NOTWITHSTANDING THIS REPORT OR ANY DISCUSSIONS CONCERNING CONDITION OF A LOT, ALL LOTS ARE OFFERED AND SOLD "AS IS" IN ACCORDANCE WITH THE CONDITIONS OF SALE PRINTED IN THE CATALOGUE.
Catalogue Note
Cunningham’s husband, the artist Roi Partridge, began teaching at Mills College in 1920, and Cunningham is known to have made a number of photographs of the campus amphitheatre throughout the late 1920s and 1930s. Designed by Mills College campus architect Walter Ratcliff, Jr. (1881-1973), the open-air Greek Theatre, pictured here, was opened in 1928. While Cunningham more frequently brought her modernist eye to bear on botanical subject matter and portraits during the 1920s, Amphitheatre (Mills College) exemplifies the innovative and sharply-focused work she embarked upon in this period. Cunningham returned to the amphitheater in 1939, using it as the setting for her studies of dancer José Limón posed against the backdrop of the concentric arcs of the theater.
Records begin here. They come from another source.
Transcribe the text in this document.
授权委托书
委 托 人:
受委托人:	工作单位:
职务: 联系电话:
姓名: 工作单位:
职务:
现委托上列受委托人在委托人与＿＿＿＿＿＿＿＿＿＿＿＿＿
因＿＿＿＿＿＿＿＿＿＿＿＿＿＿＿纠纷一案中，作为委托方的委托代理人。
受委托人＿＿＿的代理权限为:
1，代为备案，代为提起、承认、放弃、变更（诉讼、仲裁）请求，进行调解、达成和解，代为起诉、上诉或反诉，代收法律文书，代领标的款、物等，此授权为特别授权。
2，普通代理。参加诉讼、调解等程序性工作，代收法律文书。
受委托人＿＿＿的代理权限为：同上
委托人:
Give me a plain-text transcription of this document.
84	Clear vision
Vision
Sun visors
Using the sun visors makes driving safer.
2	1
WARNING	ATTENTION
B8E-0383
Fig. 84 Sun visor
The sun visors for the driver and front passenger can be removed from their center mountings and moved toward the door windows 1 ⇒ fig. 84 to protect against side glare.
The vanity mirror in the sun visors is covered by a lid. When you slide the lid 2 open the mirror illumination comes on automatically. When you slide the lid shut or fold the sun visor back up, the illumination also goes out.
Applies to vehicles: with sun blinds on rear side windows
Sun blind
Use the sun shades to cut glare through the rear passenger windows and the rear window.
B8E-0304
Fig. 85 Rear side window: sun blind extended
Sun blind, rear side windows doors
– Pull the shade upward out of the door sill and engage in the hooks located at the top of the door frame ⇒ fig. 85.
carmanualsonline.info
Cunningham made several negatives of the amphitheatre at this time, in both horizontal and vertical formats. Cunningham authority Susan Ehrens notes that by the 1930s, Cunningham was loaning Amphitheatre photographs to numerous exhibitions, including her 1932 one-woman show, Impressions in Silver, at the Los Angeles Museum. Extant prints from this horizontal negative, however, are rare. As of this writing, it is believed that only two other prints of this image have been offered at auction: one in 1979 and another in 2004. Four prints have been located in institutional and private collections, each of a similar size and cropping to the image offered here: in the collection of the Monterey Museum of Art, California; at Harvard’s Fogg Museum, given by gallerist Julien Levy and his wife Jean; in the Lane Collection at the Museum of Fine Arts, Boston; and in the collection of Gary B. Sokol, San Francisco.